Babatunde Fashola, Tinubu’s successor appears in the video, urging residents of Lagos to play their parts in achieving the mega-city dream.
“Eko Atlantic will be centered on Eko Boulevard, which is like the Fifth Avenue in New York,” David Frame, the head of Chagoury Group’s construction division South Energyx Nigeria, said.
Eko Boulevard will have a clear view of the sea with four lanes of traffic in each direction, wide sidewalks, and high-rise buildings filled with shops, apartments, cafés, bars, and restaurants.
Frame listed the planned city’s amenities: clean water flowing from the tap, constant electricity from a private grid, sewage facilities. Gleaming condo towers, smooth roads, a special genus of palm trees with no falling fruits—even the sky and water looked cleaner, somehow purer, and pollution-free.
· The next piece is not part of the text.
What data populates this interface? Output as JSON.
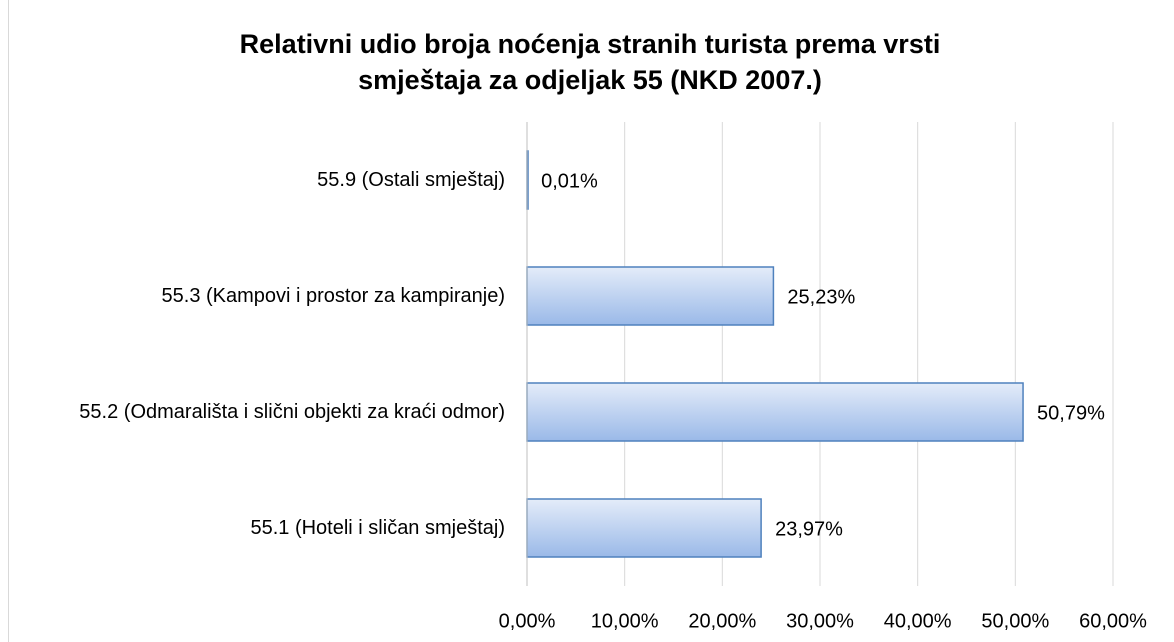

The new city plan also helped to draw attention to and solved some urban related problems in the state.
Too many robbery incidents around the coastline areas of the state. But with the mega-city plan, Tinubu in conjunction with his predecessors were able to fix that progressively.
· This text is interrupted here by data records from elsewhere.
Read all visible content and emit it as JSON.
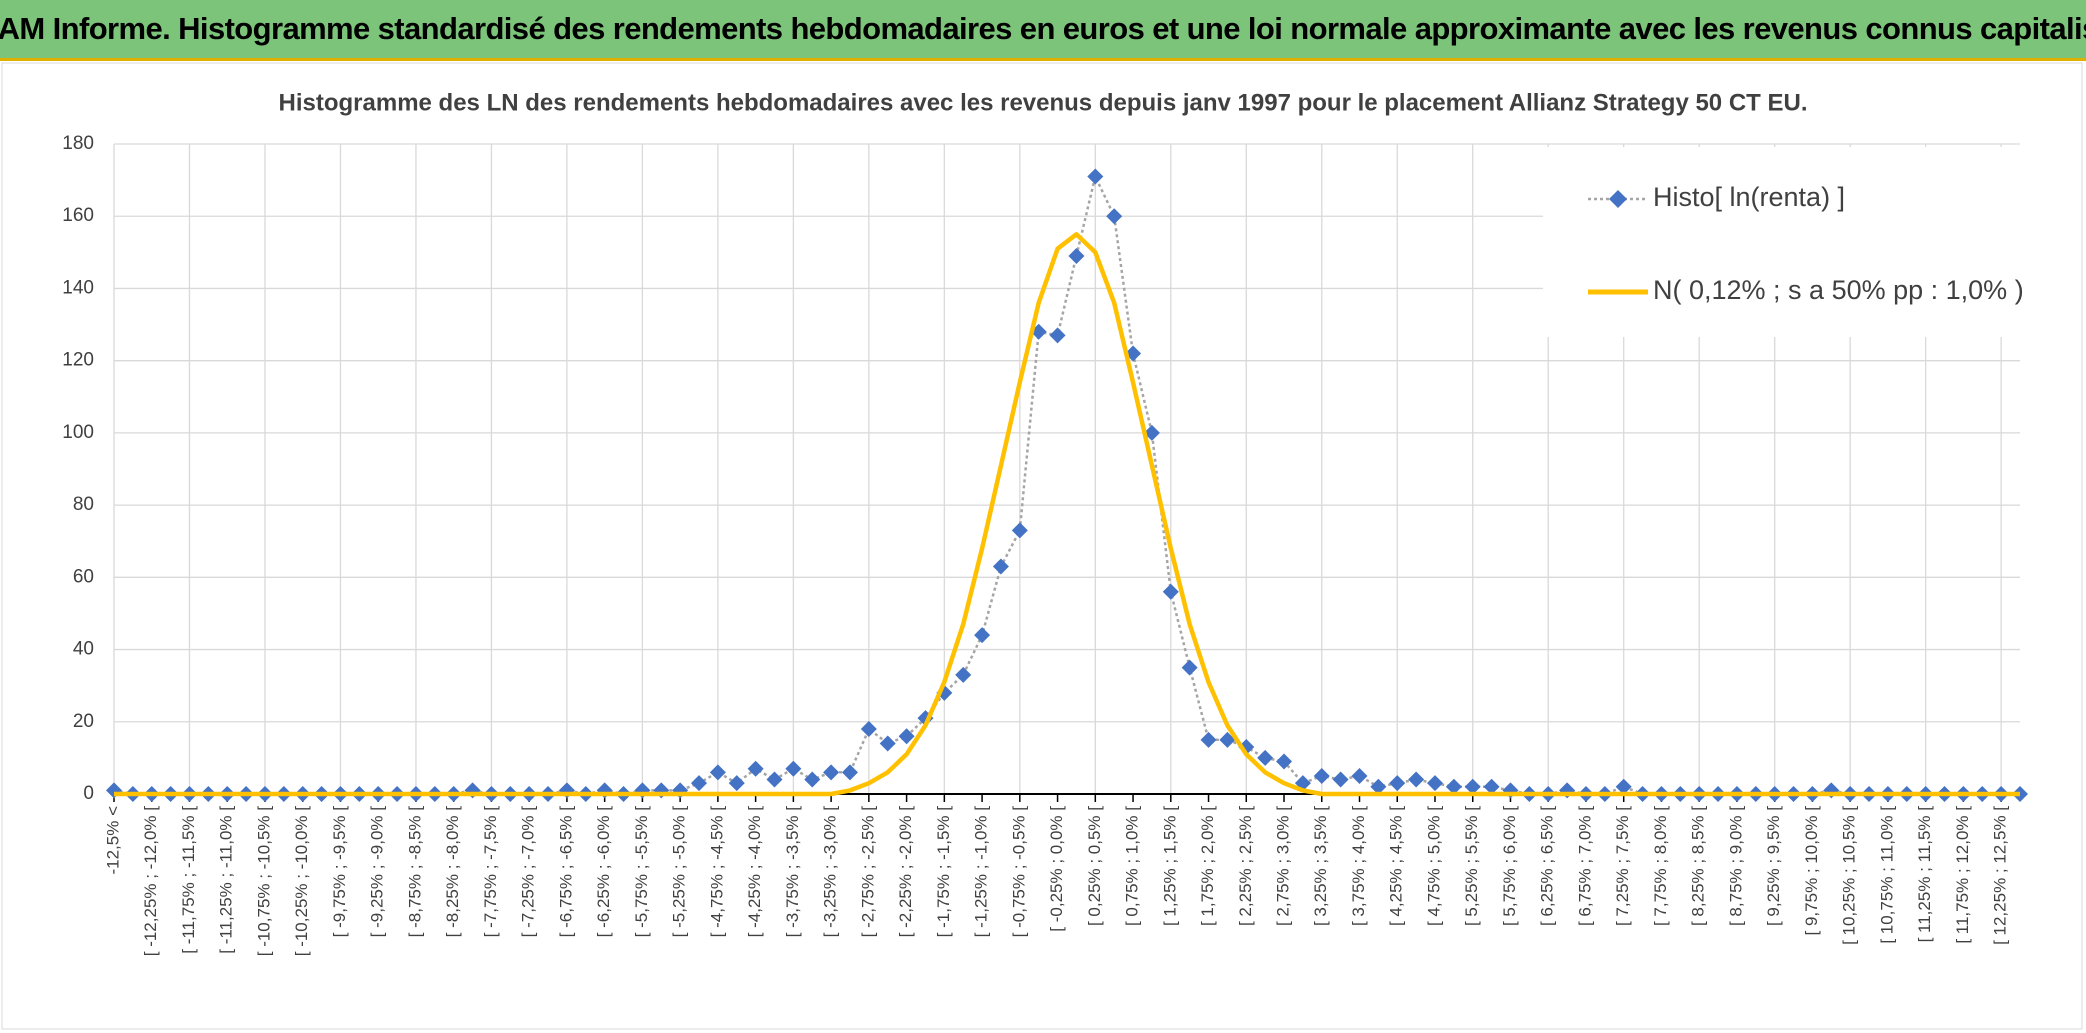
{
  "header": {
    "title": "ADAM Informe. Histogramme standardisé des rendements hebdomadaires en euros et une loi normale approximante avec les revenus connus capitalisés"
  },
  "chart_data": {
    "type": "line",
    "title": "Histogramme des LN des rendements hebdomadaires avec les revenus depuis janv 1997 pour le placement Allianz Strategy 50 CT EU.",
    "categories": [
      "-12,5% <",
      null,
      "[ -12,25% ; -12,0% [",
      null,
      "[ -11,75% ; -11,5% [",
      null,
      "[ -11,25% ; -11,0% [",
      null,
      "[ -10,75% ; -10,5% [",
      null,
      "[ -10,25% ; -10,0% [",
      null,
      "[ -9,75% ; -9,5% [",
      null,
      "[ -9,25% ; -9,0% [",
      null,
      "[ -8,75% ; -8,5% [",
      null,
      "[ -8,25% ; -8,0% [",
      null,
      "[ -7,75% ; -7,5% [",
      null,
      "[ -7,25% ; -7,0% [",
      null,
      "[ -6,75% ; -6,5% [",
      null,
      "[ -6,25% ; -6,0% [",
      null,
      "[ -5,75% ; -5,5% [",
      null,
      "[ -5,25% ; -5,0% [",
      null,
      "[ -4,75% ; -4,5% [",
      null,
      "[ -4,25% ; -4,0% [",
      null,
      "[ -3,75% ; -3,5% [",
      null,
      "[ -3,25% ; -3,0% [",
      null,
      "[ -2,75% ; -2,5% [",
      null,
      "[ -2,25% ; -2,0% [",
      null,
      "[ -1,75% ; -1,5% [",
      null,
      "[ -1,25% ; -1,0% [",
      null,
      "[ -0,75% ; -0,5% [",
      null,
      "[ -0,25% ; 0,0% [",
      null,
      "[ 0,25% ; 0,5% [",
      null,
      "[ 0,75% ; 1,0% [",
      null,
      "[ 1,25% ; 1,5% [",
      null,
      "[ 1,75% ; 2,0% [",
      null,
      "[ 2,25% ; 2,5% [",
      null,
      "[ 2,75% ; 3,0% [",
      null,
      "[ 3,25% ; 3,5% [",
      null,
      "[ 3,75% ; 4,0% [",
      null,
      "[ 4,25% ; 4,5% [",
      null,
      "[ 4,75% ; 5,0% [",
      null,
      "[ 5,25% ; 5,5% [",
      null,
      "[ 5,75% ; 6,0% [",
      null,
      "[ 6,25% ; 6,5% [",
      null,
      "[ 6,75% ; 7,0% [",
      null,
      "[ 7,25% ; 7,5% [",
      null,
      "[ 7,75% ; 8,0% [",
      null,
      "[ 8,25% ; 8,5% [",
      null,
      "[ 8,75% ; 9,0% [",
      null,
      "[ 9,25% ; 9,5% [",
      null,
      "[ 9,75% ; 10,0% [",
      null,
      "[ 10,25% ; 10,5% [",
      null,
      "[ 10,75% ; 11,0% [",
      null,
      "[ 11,25% ; 11,5% [",
      null,
      "[ 11,75% ; 12,0% [",
      null,
      "[ 12,25% ; 12,5% [",
      null
    ],
    "series": [
      {
        "name": "Histo[ ln(renta) ]",
        "color": "#4472c4",
        "line_color": "#a5a5a5",
        "values": [
          1,
          0,
          0,
          0,
          0,
          0,
          0,
          0,
          0,
          0,
          0,
          0,
          0,
          0,
          0,
          0,
          0,
          0,
          0,
          1,
          0,
          0,
          0,
          0,
          1,
          0,
          1,
          0,
          1,
          1,
          1,
          3,
          6,
          3,
          7,
          4,
          7,
          4,
          6,
          6,
          18,
          14,
          16,
          21,
          28,
          33,
          44,
          63,
          73,
          128,
          127,
          149,
          171,
          160,
          122,
          100,
          56,
          35,
          15,
          15,
          13,
          10,
          9,
          3,
          5,
          4,
          5,
          2,
          3,
          4,
          3,
          2,
          2,
          2,
          1,
          0,
          0,
          1,
          0,
          0,
          2,
          0,
          0,
          0,
          0,
          0,
          0,
          0,
          0,
          0,
          0,
          1,
          0,
          0,
          0,
          0,
          0,
          0,
          0,
          0,
          0,
          0
        ]
      },
      {
        "name": "N( 0,12% ; s a 50% pp : 1,0% )",
        "color": "#ffc000",
        "values": [
          0,
          0,
          0,
          0,
          0,
          0,
          0,
          0,
          0,
          0,
          0,
          0,
          0,
          0,
          0,
          0,
          0,
          0,
          0,
          0,
          0,
          0,
          0,
          0,
          0,
          0,
          0,
          0,
          0,
          0,
          0,
          0,
          0,
          0,
          0,
          0,
          0,
          0,
          0,
          1,
          3,
          6,
          11,
          19,
          31,
          47,
          68,
          91,
          114,
          136,
          151,
          155,
          150,
          136,
          114,
          91,
          68,
          47,
          31,
          19,
          11,
          6,
          3,
          1,
          0,
          0,
          0,
          0,
          0,
          0,
          0,
          0,
          0,
          0,
          0,
          0,
          0,
          0,
          0,
          0,
          0,
          0,
          0,
          0,
          0,
          0,
          0,
          0,
          0,
          0,
          0,
          0,
          0,
          0,
          0,
          0,
          0,
          0,
          0,
          0,
          0,
          0
        ]
      }
    ],
    "ylim": [
      0,
      180
    ],
    "yticks": [
      0,
      20,
      40,
      60,
      80,
      100,
      120,
      140,
      160,
      180
    ],
    "grid": true,
    "legend": "top-right"
  }
}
The state was also filled with shanties and slums which harboured criminals and illegal squatters. The good ones were also relocated while the criminal elements were dislodged.
Indeed, Eko Atlantic is one of the world’s cutting-edge new cities, and already at an advanced stage of development. It’s a visionary project on a huge scale, achieved by a team of major local and international partners.
The United States alone will spend more than half a billion dollars on the new consulate general in Eko Atlantic.
Designed by Ennead, a New York architecture firm, the consulate is expected to take up 50,000 square meters of space, and employ 2,500 Nigerian citizens in various roles from engineering and construction to administration.
In a statement, the US said about $95 million will be invested in the local economy as a result of the project, set for completion in 2027.
It is expected to be the largest US consulate in the world.
Soon, three hundred thousand wealthy Nigerians and foreigners should be living in Lagos’s own version of the futuristic cartoon “The Jetsons.”
The reclaimed miles of land in Lagos from the Atlantic Ocean will host residential and commercial properties.
Through various partnerships and visionary leadership of Asiwaju Tinubu in conjunction with successive governments in Lagos, the project will soon be a reality.